The story from all of Intel's MIC partners seems resolutely upbeat, in fact. Talking to thinq_, SGI's Michael Woodacre claimed that he believes MIC and similar technologies represent the future of computing. "As we, like many others, look towards getting to the exaFLOP level within the decade, it's a real challenge to scale up to that level of performance - we're looking at 500x over the next eight years. Even with Moore's Law giving us more transistors per chip, that's only going to give us about a 40x improvement.
"We're really looking to the MIC technology to give us this additional order-of-magnitude performance increase that we need to be able to deliver systems at this scale. From our experience and early access to the technology, we're pretty convinced and comfortable with the path that Intel is on, enabling us to deliver this extreme scale of performance. It's important, too, to remember it's obviously exciting to scale up to the exaFLOP level, looking at that capability, but it's also important to scale down too, and MIC technology does that by allowing you to get this order-of-magnitude performance density improvement into your local compute room, onto your desk.
"So, from an SGI perspective, yeah, we're very excited that these two elements: ease of use with the familiar programming environment and the compute density that this technology is bringing to the market," he concluded.
While nobody was willing to talk release dates Neal-Graves confirmed that Knights Corner is on track for a release in 2012, while others readily admitted that the technology behind MIC has a way to go.
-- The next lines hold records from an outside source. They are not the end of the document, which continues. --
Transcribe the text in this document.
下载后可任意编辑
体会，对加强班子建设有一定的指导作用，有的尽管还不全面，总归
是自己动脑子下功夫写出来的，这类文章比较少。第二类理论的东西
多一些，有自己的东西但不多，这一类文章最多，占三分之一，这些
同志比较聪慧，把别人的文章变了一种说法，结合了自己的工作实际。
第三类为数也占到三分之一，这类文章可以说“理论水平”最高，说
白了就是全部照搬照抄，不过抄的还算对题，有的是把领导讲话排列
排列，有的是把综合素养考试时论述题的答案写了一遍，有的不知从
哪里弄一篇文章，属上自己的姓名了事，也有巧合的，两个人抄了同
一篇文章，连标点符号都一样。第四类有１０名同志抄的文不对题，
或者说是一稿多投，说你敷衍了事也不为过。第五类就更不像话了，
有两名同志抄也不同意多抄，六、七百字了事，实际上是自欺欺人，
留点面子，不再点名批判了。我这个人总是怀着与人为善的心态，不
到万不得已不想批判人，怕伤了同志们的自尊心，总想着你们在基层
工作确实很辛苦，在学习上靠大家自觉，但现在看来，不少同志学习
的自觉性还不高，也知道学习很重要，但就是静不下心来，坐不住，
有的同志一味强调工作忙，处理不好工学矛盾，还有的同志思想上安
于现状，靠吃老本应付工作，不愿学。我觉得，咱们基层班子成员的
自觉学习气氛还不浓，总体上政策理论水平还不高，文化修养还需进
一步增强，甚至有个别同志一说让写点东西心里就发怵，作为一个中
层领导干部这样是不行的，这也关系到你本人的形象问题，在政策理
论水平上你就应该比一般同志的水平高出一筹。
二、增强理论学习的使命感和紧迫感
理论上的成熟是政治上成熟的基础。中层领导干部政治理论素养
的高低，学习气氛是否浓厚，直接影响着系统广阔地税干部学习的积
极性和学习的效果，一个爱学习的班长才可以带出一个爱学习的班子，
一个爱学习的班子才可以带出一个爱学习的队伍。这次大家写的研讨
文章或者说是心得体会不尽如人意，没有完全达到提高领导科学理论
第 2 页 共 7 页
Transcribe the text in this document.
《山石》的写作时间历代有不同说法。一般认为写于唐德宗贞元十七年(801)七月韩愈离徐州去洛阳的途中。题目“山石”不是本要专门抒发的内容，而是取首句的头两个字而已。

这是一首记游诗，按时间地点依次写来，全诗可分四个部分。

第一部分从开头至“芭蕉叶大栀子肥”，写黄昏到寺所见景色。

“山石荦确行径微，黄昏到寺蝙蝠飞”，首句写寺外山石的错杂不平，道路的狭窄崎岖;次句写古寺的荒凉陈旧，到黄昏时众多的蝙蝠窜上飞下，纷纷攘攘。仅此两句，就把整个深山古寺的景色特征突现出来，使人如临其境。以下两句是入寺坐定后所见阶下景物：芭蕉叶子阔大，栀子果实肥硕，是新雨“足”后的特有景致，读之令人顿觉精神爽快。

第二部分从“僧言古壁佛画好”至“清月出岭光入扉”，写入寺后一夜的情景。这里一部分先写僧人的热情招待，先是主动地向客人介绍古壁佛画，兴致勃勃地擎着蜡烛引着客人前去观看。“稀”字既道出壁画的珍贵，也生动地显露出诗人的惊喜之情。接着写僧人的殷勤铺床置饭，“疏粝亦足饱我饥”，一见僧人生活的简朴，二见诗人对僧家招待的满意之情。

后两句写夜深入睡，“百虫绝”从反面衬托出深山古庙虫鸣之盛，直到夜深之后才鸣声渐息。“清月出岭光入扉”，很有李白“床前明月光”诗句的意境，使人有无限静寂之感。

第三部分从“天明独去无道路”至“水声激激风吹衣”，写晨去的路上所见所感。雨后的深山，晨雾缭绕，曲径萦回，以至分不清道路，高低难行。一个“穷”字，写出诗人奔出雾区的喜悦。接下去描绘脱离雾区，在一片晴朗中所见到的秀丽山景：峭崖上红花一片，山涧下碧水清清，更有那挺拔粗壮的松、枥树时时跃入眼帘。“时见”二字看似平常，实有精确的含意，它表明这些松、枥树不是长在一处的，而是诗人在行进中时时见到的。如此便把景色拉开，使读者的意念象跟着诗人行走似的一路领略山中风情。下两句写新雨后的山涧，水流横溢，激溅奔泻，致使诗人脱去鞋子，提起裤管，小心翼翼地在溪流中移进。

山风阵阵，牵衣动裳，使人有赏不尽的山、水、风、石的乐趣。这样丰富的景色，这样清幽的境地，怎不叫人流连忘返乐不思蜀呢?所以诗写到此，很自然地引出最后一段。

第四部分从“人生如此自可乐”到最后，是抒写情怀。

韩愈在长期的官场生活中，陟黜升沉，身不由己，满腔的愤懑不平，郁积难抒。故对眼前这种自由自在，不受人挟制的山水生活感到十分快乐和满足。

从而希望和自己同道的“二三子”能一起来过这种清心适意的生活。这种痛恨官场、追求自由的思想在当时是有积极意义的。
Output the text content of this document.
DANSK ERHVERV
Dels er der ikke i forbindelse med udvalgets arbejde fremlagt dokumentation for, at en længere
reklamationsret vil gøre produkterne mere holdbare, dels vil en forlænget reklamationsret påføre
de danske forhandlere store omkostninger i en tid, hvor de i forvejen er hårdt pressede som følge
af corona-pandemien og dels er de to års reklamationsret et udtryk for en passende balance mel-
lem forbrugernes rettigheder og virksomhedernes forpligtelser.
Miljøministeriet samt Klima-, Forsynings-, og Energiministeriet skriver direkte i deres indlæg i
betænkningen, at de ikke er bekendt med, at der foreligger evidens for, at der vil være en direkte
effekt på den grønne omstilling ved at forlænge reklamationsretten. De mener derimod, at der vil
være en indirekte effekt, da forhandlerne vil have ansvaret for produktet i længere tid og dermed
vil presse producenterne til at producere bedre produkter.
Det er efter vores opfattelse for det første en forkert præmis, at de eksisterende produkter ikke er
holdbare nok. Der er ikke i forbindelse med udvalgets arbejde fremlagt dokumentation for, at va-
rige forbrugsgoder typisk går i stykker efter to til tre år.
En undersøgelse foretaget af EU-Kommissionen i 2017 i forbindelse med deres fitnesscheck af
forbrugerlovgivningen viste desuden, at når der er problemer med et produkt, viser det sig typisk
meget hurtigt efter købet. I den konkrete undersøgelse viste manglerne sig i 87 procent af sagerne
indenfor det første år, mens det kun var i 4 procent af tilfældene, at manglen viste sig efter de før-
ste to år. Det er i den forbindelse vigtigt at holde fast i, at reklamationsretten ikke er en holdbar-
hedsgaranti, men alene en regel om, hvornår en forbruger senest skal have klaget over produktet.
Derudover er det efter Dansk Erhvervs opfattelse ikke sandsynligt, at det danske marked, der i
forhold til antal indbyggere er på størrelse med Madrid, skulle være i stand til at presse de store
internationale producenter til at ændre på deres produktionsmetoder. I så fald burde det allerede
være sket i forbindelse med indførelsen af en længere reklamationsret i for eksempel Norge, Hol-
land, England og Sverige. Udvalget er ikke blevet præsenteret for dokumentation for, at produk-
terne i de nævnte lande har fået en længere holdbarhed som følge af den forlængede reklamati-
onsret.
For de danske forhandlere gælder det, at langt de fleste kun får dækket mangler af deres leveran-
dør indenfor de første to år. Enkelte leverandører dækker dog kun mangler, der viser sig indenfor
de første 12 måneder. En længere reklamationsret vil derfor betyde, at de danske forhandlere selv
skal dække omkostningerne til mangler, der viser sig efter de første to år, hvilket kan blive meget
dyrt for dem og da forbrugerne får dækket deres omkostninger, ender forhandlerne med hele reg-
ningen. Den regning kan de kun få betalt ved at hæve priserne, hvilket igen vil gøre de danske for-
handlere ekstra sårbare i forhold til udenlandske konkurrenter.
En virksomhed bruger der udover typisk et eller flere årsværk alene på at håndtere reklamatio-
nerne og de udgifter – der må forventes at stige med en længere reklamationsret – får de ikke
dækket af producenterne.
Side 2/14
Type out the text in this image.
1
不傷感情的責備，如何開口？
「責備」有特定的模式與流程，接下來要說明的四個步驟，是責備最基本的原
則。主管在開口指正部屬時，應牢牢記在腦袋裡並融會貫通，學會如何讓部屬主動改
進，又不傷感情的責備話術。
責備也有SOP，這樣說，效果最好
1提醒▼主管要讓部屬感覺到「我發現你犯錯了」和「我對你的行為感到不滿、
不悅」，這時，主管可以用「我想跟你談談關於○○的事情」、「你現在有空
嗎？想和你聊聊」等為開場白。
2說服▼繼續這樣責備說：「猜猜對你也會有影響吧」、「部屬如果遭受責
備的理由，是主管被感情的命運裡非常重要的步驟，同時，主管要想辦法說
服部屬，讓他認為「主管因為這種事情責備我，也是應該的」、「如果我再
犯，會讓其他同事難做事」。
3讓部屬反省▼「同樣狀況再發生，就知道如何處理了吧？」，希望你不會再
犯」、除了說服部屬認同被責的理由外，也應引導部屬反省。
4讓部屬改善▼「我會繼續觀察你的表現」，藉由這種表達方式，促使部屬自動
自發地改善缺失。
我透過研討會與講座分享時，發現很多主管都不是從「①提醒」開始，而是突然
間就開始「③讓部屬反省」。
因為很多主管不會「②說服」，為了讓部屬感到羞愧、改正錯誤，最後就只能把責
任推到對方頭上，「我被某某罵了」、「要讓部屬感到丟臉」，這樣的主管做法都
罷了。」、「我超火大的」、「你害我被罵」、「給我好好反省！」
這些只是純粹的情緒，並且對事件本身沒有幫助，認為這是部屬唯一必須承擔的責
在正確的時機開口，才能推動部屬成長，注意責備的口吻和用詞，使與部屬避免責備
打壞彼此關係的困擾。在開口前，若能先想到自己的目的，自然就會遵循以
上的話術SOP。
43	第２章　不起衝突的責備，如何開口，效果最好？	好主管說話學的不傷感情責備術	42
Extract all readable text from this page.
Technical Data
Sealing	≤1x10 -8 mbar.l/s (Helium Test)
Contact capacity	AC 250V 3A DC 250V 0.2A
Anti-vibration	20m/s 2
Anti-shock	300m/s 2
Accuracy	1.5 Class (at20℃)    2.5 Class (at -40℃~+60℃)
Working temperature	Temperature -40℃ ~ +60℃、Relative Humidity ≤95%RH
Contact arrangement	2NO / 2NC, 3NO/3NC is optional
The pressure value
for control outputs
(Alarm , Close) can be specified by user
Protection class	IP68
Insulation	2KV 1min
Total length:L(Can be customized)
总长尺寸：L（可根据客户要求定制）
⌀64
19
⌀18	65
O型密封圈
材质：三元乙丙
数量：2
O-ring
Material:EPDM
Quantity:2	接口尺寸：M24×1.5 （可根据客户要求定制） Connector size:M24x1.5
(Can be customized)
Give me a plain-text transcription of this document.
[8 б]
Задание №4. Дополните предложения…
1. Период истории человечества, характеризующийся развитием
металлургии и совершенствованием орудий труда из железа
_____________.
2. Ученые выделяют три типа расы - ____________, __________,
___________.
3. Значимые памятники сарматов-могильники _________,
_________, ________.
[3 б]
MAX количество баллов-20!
Intel senior engineer James Reinders explained: "We've consistently heard from people using this platform today - which is essentially a prototype, a software development platform - that the auto-vectorisation capabilities of our compiler on MIC are not doing everything that we do in our products for Xeon today. That's something I expect to see a lot of progress on over the next year before we go into product with this," he claimed, admitting that the demos at ISC have required a fair bit of manual tuning using intrinsics to extract the peak performance from the Knights Ferry boards.
Intel's MIC programme is clearly a response to a growing threat both from established GPGPU vendors like AMD and Nvidia but also from relative newcomers to the market like many-core pioneer Tilera and co-processor specialist Adapteva. With an accelerator product of its own pushing high performance on highly parallel tasks, Intel will finally be able to offer a competitive solution.
It's going to have to hurry, however. With AMD promising a unified address space on future implementations of its Fusion architecture, the concept of GPGPU computing is far from dead in the HPC market.
One interesting omission from Intel's booth at ISC this year is Itanium, the company's once-flagship high performance computing architecture. With Intel pushing the capabilities of a Xeon and MIC hybrid it's hard to see where Itanium fits in to the space, suggesting that Intel is finally giving up on what many in the industry see as one of the company's biggest blunders.